Classical music concerts can be stuffy affairs. From archaic performance traditions to 19th-century costumes to music slavishly indebted to old European forms, even many contemporary classical concerts feel like artifacts of another era.
Then there's Daniel Brugh. In a genre populated by rule-bound retro-gazers, Brugh is Portland classical music's closest approximation of Brian Wilson, combining unbounded creativity, stage savvy and tech geekery with a childlike sense of playfulness. And in terms of presentation, he actually might be closer to the Flaming Lips. His upcoming show, Nonsense: The Fantastical Musical Multiverses of Daniel Brugh, is entirely devoted to his own offbeat vision, teeming with psychedelic lighting, theremin, nonsense poetry, costumes, giant flying fish and lots and lots of keyboards.
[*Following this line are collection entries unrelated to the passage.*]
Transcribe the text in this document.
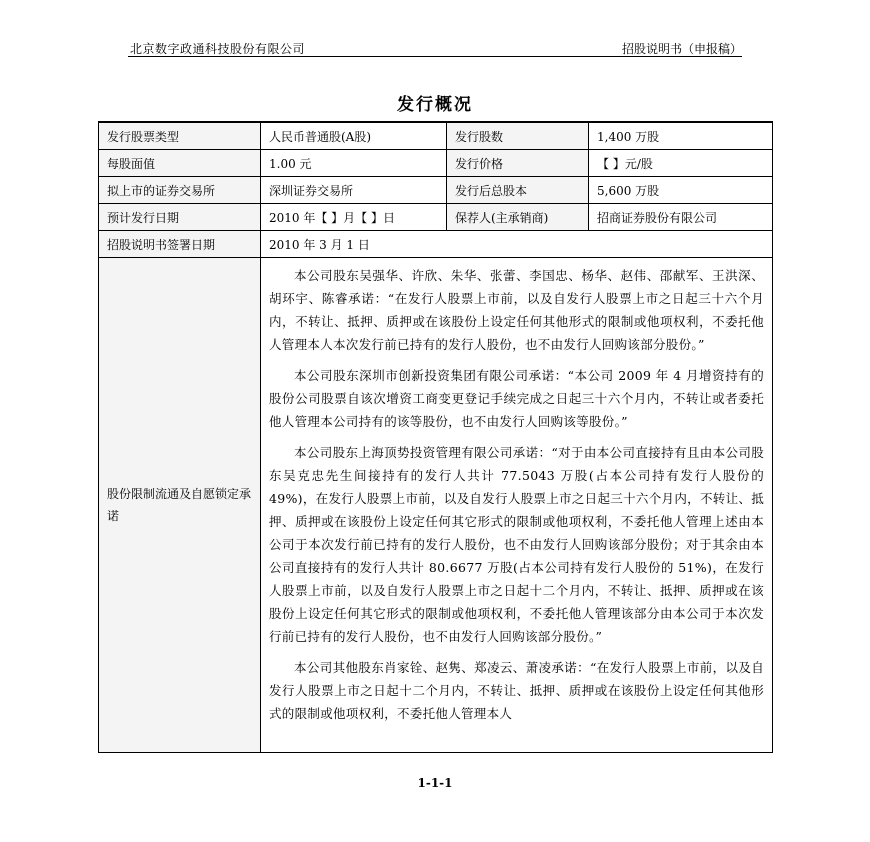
北京数字政通科技股份有限公司	招股说明书（申报稿）
发行概况
发行股票类型	人民币普通股(A股)	发行股数	1,400 万股
每股面值	1.00 元	发行价格	【 】元/股
拟上市的证券交易所	深圳证券交易所	发行后总股本	5,600 万股
预计发行日期	2010 年【 】月【 】日	保荐人(主承销商)	招商证券股份有限公司
招股说明书签署日期	2010 年 3 月 1 日		
股份限制流通及自愿锁定承诺	本公司股东吴强华、许欣、朱华、张蕾、李国忠、杨华、赵伟、邵献军、王洪深、胡环宇、陈睿承诺：“在发行人股票上市前，以及自发行人股票上市之日起三十六个月内，不转让、抵押、质押或在该股份上设定任何其他形式的限制或他项权利，不委托他人管理本人本次发行前已持有的发行人股份，也不由发行人回购该部分股份。”

本公司股东深圳市创新投资集团有限公司承诺：“本公司 2009 年 4 月增资持有的股份公司股票自该次增资工商变更登记手续完成之日起三十六个月内，不转让或者委托他人管理本公司持有的该等股份，也不由发行人回购该等股份。”

本公司股东上海顶势投资管理有限公司承诺：“对于由本公司直接持有且由本公司股东吴克忠先生间接持有的发行人共计 77.5043 万股(占本公司持有发行人股份的 49%)，在发行人股票上市前，以及自发行人股票上市之日起三十六个月内，不转让、抵押、质押或在该股份上设定任何其它形式的限制或他项权利，不委托他人管理上述由本公司于本次发行前已持有的发行人股份，也不由发行人回购该部分股份；对于其余由本公司直接持有的发行人共计 80.6677 万股(占本公司持有发行人股份的 51%)，在发行人股票上市前，以及自发行人股票上市之日起十二个月内，不转让、抵押、质押或在该股份上设定任何其它形式的限制或他项权利，不委托他人管理该部分由本公司于本次发行前已持有的发行人股份，也不由发行人回购该部分股份。”

本公司其他股东肖家铨、赵隽、郑凌云、萧凌承诺：“在发行人股票上市前，以及自发行人股票上市之日起十二个月内，不转让、抵押、质押或在该股份上设定任何其他形式的限制或他项权利，不委托他人管理本人		

1-1-1
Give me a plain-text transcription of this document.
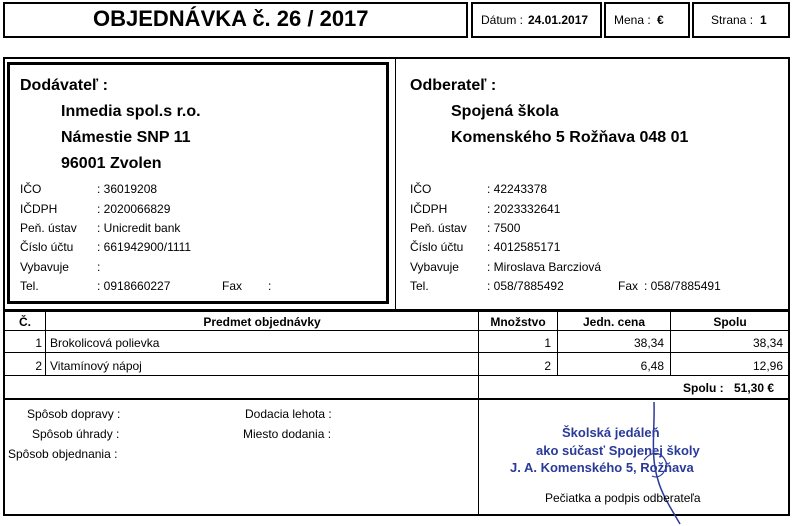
OBJEDNÁVKA č. 26 / 2017	Dátum : 24.01.2017 Mena : €	Strana : 1
Dodávateľ :
Inmedia spol.s r.o.
Námestie SNP 11
96001 Zvolen
IČO	: 36019208
IČDPH	: 2020066829
Peň. ústav : Unicredit bank
Číslo účtu : 661942900/1111
Vybavuje :
Tel.	: 0918660227	Fax :
Odberateľ :
Spojená škola
Komenského 5 Rožňava 048 01
IČO	: 42243378
IČDPH	: 2023332641
Peň. ústav : 7500
Číslo účtu : 4012585171
Vybavuje : Miroslava Barcziová
Tel.	: 058/7885492	Fax : 058/7885491
Č.	Predmet objednávky	Množstvo	Jedn. cena	Spolu
1 Brokolicová polievka	1	38,34	38,34
2 Vitamínový nápoj	2	6,48	12,96
Spolu : 51,30 €
Spôsob dopravy :
Spôsob úhrady :
Spôsob objednania :
Dodacia lehota :
Miesto dodania :	Školská jedáleň
ako súčasť Spojenej školy
J. A. Komenského 5, Rožňava
Pečiatka a podpis odberateľa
"I like to engage the audience," says Brugh, who was named Oregon Composer of the Year in 2010. "I'm taking the best of everything I learned from all those Cascadia concerts I've done, where the environment is really important to music, and putting it into this one."
Not surprisingly, the environment for his new show is not a typical concert hall. Rather, it's a converted Pearl District warehouse simply called PLACE. With its soaring beams and industrial architecture, Brugh says the location reminds him of playing among the tires at his dad's old trucking business. The big white walls offer an abundant palette for Brugh's expansive vision.
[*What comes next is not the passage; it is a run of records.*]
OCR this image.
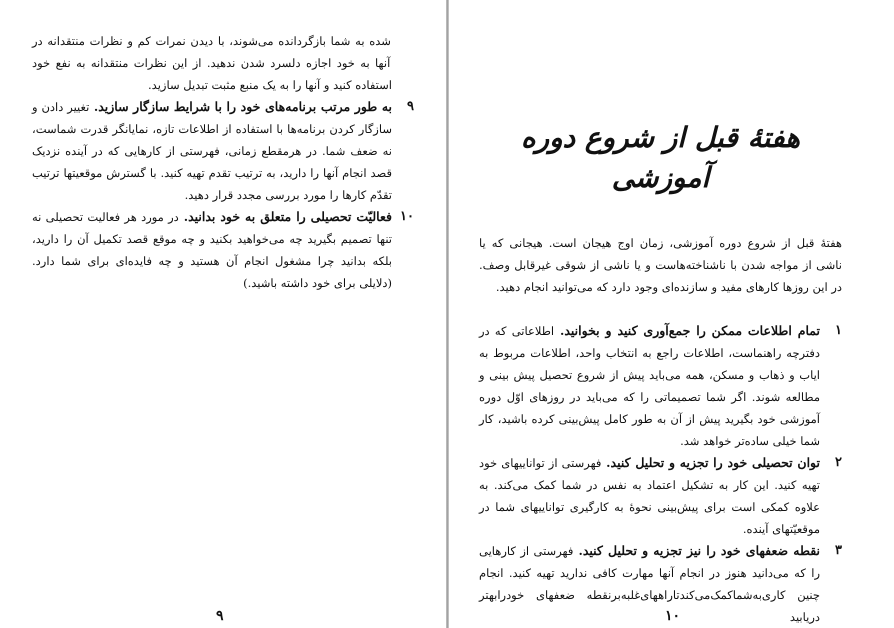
شده به شما بازگردانده می‌شوند، با دیدن نمرات کم و نظرات منتقدانه در آنها به خود اجازه دلسرد شدن ندهید. از این نظرات منتقدانه به نفع خود استفاده کنید و آنها را به یک منبع مثبت تبدیل سازید.

۹
به طور مرتب برنامه‌های خود را با شرایط سازگار سازید. تغییر دادن و سازگار کردن برنامه‌ها با استفاده از اطلاعات تازه، نمایانگر قدرت شماست، نه ضعف شما. در هرمقطع زمانی، فهرستی از کارهایی که در آینده نزدیک قصد انجام آنها را دارید، به ترتیب تقدم تهیه کنید. با گسترش موقعیتها ترتیب تقدّم کارها را مورد بررسی مجدد قرار دهید.
۱۰
فعالیّت تحصیلی را متعلق به خود بدانید. در مورد هر فعالیت تحصیلی نه تنها تصمیم بگیرید چه می‌خواهید بکنید و چه موقع قصد تکمیل آن را دارید، بلکه بدانید چرا مشغول انجام آن هستید و چه فایده‌ای برای شما دارد. (دلایلی برای خود داشته باشید.)
۹
هفتهٔ قبل از شروع دوره آموزشی

هفتهٔ قبل از شروع دوره آموزشی، زمان اوج هیجان است. هیجانی که یا ناشی از مواجه شدن با ناشناخته‌هاست و یا ناشی از شوقی غیرقابل وصف. در این روزها کارهای مفید و سازنده‌ای وجود دارد که می‌توانید انجام دهید.

۱
تمام اطلاعات ممکن را جمع‌آوری کنید و بخوانید. اطلاعاتی که در دفترچه راهنماست، اطلاعات راجع به انتخاب واحد، اطلاعات مربوط به ایاب و ذهاب و مسکن، همه می‌باید پیش از شروع تحصیل پیش بینی و مطالعه شوند. اگر شما تصمیماتی را که می‌باید در روزهای اوّل دوره آموزشی خود بگیرید پیش از آن به طور کامل پیش‌بینی کرده باشید، کار شما خیلی ساده‌تر خواهد شد.
۲
توان تحصیلی خود را تجزیه و تحلیل کنید. فهرستی از تواناییهای خود تهیه کنید. این کار به تشکیل اعتماد به نفس در شما کمک می‌کند. به علاوه کمکی است برای پیش‌بینی نحوهٔ به کارگیری تواناییهای شما در موقعیّتهای آینده.
۳
نقطه ضعفهای خود را نیز تجزیه و تحلیل کنید. فهرستی از کارهایی را که می‌دانید هنوز در انجام آنها مهارت کافی ندارید تهیه کنید. انجام چنین کاری‌به‌شماکمک‌می‌کندتاراههای‌غلبه‌برنقطه ضعفهای خودرابهتر دریابید
۱۰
"Each of these pieces is so different, they could be written by different composers," he says.
He plays multiple synths in the atmospheric opener, "Extreme Gravity," and enthuses over the Roli Seaboard 49, Korg Kronos and other keyboards used throughout the show. A poem written long ago by a friend who once worked with Brugh at Portland Music supplied the text for a theatrical vocal piece about an old Alabama man's whiskey-fueled reminiscences. Another former fellow music store clerk and musician improvises clarinet over a work for fixed media. And in a setting of English nonsense poet Edward Lear's "Pelican Chorus," Brugh dons a duck costume.
"I want something that's fun, because a lot of people I know won't come to classical concerts," says Brugh, who'll also MC the evening. "I'm gonna be their guide. If it makes no sense, that's OK, because it's a concert of nonsense."
SEE IT: Nonsense: The Fantastical Musical Multiverses of Daniel Brugh is at PLACE, 735 NW 18th Ave., on Saturday, Nov. 18. 7:30 pm. Free. All ages.